Le "procès exceptionnel" du journaliste Nanankoua Gnamantêh alias S.Epicure, arrêté le jeudi 19 mars 2009 et poursuivi par le parquet d'Abidjan pour offense au chef de l'Etat, a eu lieu hier mardi 24 mars 2009 devant le Tribunal des flagrants délits du Tribunal de Première Instance de Plateau. Nous vous proposons de larges extraits du réquisitoire du substitut du Procureur qui représentait le parquet, monsieur Diakité Mamadou et des plaidoiries des avocats qui dirigeaient le collectif des avocats de la défense : Maîtres Adjé Luc, Aka Narcisse et Blessy Chrysostome.
LE REQUISITOIRE
"(…) Madame le président, dans sa parution du vendredi 6 mars 2009, l'hebdomadaire "Le Repère" a publié un article intitulé (ALI BABA ET LES 40 VOLEURS). Cet article, quand vous le lisez, vous êtes, pour utiliser les propres termes du prévenu, ahuri. (Le substitut lit des passages sélectionnés dans le texte). Lorsque le prévenu a été entendu à la brigade de recherches, il a dit qu'il avait voulu encourager le Président dans sa volonté de lutter contre les voleurs. Est-ce que, pour encourager quelqu'un, on ne peut pas utiliser des termes clairs ? Le prévenu a dit ici que " ALI BABA " : c'est le président Gbagbo. Mais ma collègue vous a expliqué ici le contenu de la fable Ali Baba et les 40 voleurs : Ali Baba a pris le fruit des vols des 40 voleurs, pour les redistribuer au peuple. Il n'était pas ami aux 40 voleurs. Or, ici, le prévenu dit que Ali Baba, c'est le Président et ses amis les refondateurs. (…) Madame le président, le parquet est déçu : le prévenu n'a pas assumé ses dires. (Il cite encore des passages du texte). C'est comme ça qu'on encourage quelqu'un ? Madame, la présidente, en parlant de la secrétaire du président que nous avons jugée dans ce tribunal, il dit " la pauvre ". Et il veut nous faire croire qu'il encourage le président ainsi. Madame, le président, le parquet est déçu parce qu'on n'assume pas ! On veut fuir ses responsabilités. Le parquet n'avait pas voulu parler de la qualité de journaliste du prévenu et le parquet s'attendait à ce que la défense soulève d'entrée des exceptions sur cette question, mais peut-être tirant les conclusions, la défense ne l'a pas fait. Le parquet va le faire parce que le parquet a pour mission d'éclairer. (Il cite les articles 23, 24 et 30 de la loi de 2004 sur la presse) : article 23 : " Est journaliste professionnel, dans les conditions prévues par la présente loi, toute personne physique :
- justifiant d'un diplôme supérieur délivré par une école professionnelle de journalisme, à défaut, d'une licence de l'enseignement supérieur assortie d'une formation professionnelle de deux ans ou à défaut, d'une maîtrise de l'enseignement supérieur ou d'un diplôme équivalent, assorti d'une formation professionnelle d'un an dispensée dans une école de journalisme agréée ou reconnue par l'Etat ou d'un stage professionnel d'un an ;
- ayant pour occupation principale, régulière et rétribuée, la recherche, la collecte, la sélection, l'exploitation et la présentation de l'information ;
- exerçant cette activité dans une ou plusieurs publications quotidiennes ou périodiques, ou dans une ou plusieurs entreprises de communication audiovisuelle, ou dans une ou plusieurs agences de presse soumises à la Convention Collective ou au Statut Général de la Fonction Publique.

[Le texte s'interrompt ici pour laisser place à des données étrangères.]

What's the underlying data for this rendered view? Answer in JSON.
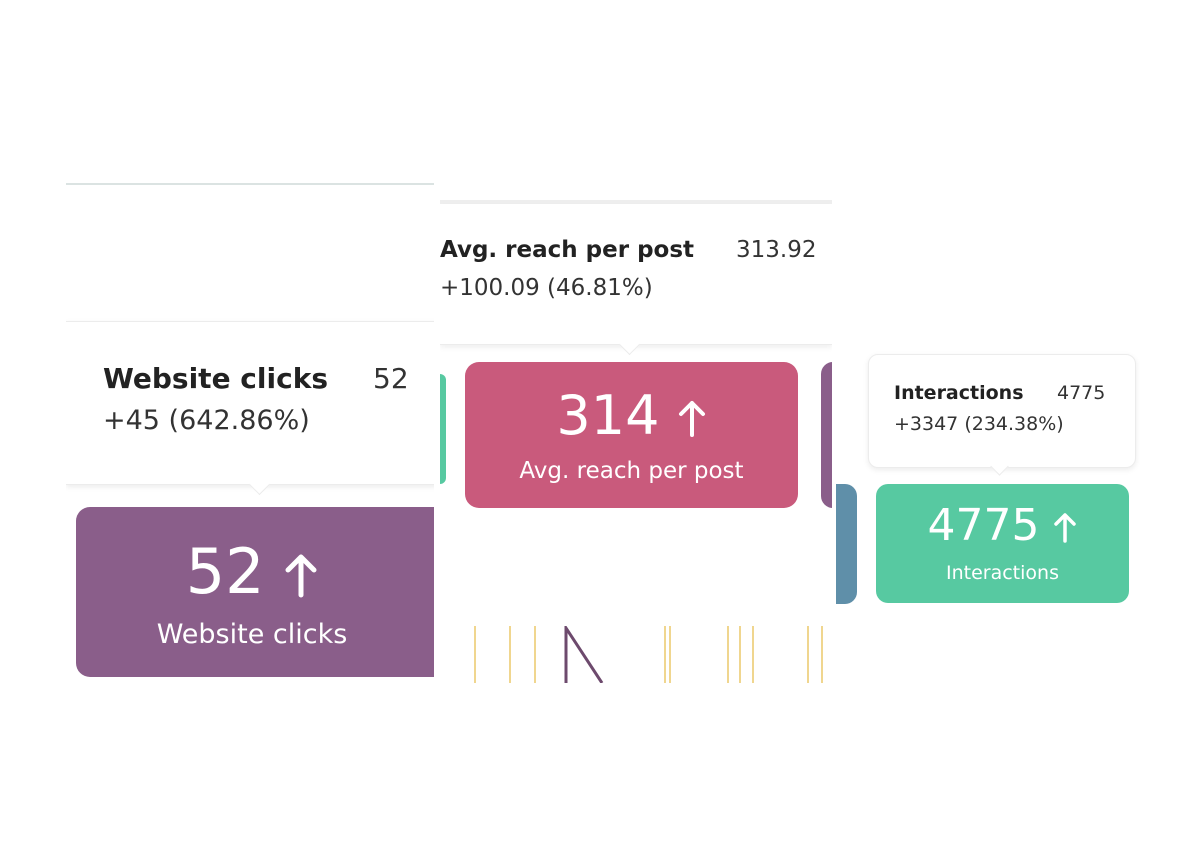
{
  "colors": {
    "purple": "#8a5e8a",
    "pink": "#c95a7c",
    "teal": "#57c9a1",
    "blue": "#5f8fa9",
    "stripe": "#f0d68f"
  },
  "website_clicks": {
    "tooltip": {
      "title": "Website clicks",
      "value": "52",
      "delta": "+45 (642.86%)"
    },
    "card": {
      "value": "52",
      "label": "Website clicks",
      "trend_icon": "arrow-up-icon"
    }
  },
  "avg_reach": {
    "tooltip": {
      "title": "Avg. reach per post",
      "value": "313.92",
      "delta": "+100.09 (46.81%)"
    },
    "card": {
      "value": "314",
      "label": "Avg. reach per post",
      "trend_icon": "arrow-up-icon"
    }
  },
  "interactions": {
    "tooltip": {
      "title": "Interactions",
      "value": "4775",
      "delta": "+3347 (234.38%)"
    },
    "card": {
      "value": "4775",
      "label": "Interactions",
      "trend_icon": "arrow-up-icon"
    }
  }
}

La qualité de journaliste professionnel est attestée par la carte d'identité de journaliste professionnel ".Voilà ce qu'on appelle un journaliste professionnel ! Celui qui revendique le titre de journaliste professionnel, doit le prouver par une carte. C'est clair et c'est net. Est-ce que je peux dire que je suis un avocat parce je possède une maîtrise et que je suis collaborateur d'un avocat ? (…) N'importe qui écrit parce qu'on se considère journaliste professionnel ! Mais tout ça va finir aujourd'hui ! Aujourd'hui ça va finir ! Aujourd'hui ça va finir ! (…) Madame le président, les prévenus sont poursuivis pour les faits d'offense au chef de l'Etat. Le président a été comparé à Ali Baba et les 40 voleurs. Madame le président, s'il n'y a pas offense, je ne sais pas ce qu'il en est ! S'il n'y a pas offense, je ne sais pas ce que c'est ! (Il cite le dernier passage du texte relatif à la chanson des zougloumen). Ce passage est une ironie ! Les prévenus veulent mettre un voile de fumée, mais c'est clair ! Madame le président, le parquet a été un peu long mais c'est pour la compréhension. Les prévenus sont deux. L'un est allé en prison et l'autre pas. La loi sur la presse est une loi exceptionnelle. Elle protège les journalistes professionnels. Même le président de la République ne bénéficie pas d'une telle protection. Seuls les journalistes professionnels qui détiennent une carte sont protégés. (S'adressant aux patrons de presse). Il faut écarter de vous ceux qui ne sont pas des journalistes professionnels. (…) Le directeur de publication a des responsabilités. Il est responsable des écrits qui paraissent dans son journal. Madame le président, les faits sont établis même si les prévenus veulent se cacher derrière un nuage de fumée. Madame le président, le parquet requiert qu'il vous plaise de condamner Eddy Péhé à payer une amande de 10 millions. 24 mois de prison ferme pour Nanankoua Gnamantêh et 500.000 francs d'amande. La suspension de "Le Nouveau Réveil" pour 8 parutions. Que le Tribunal ordonne la publication de la décision dans Fraternité Matin aux frais des prévenus, assortie d'une amande de 5 millions en cas d'inexécution. Que la décision soit assortie de l'exécution provisoire. J'en ai fini. "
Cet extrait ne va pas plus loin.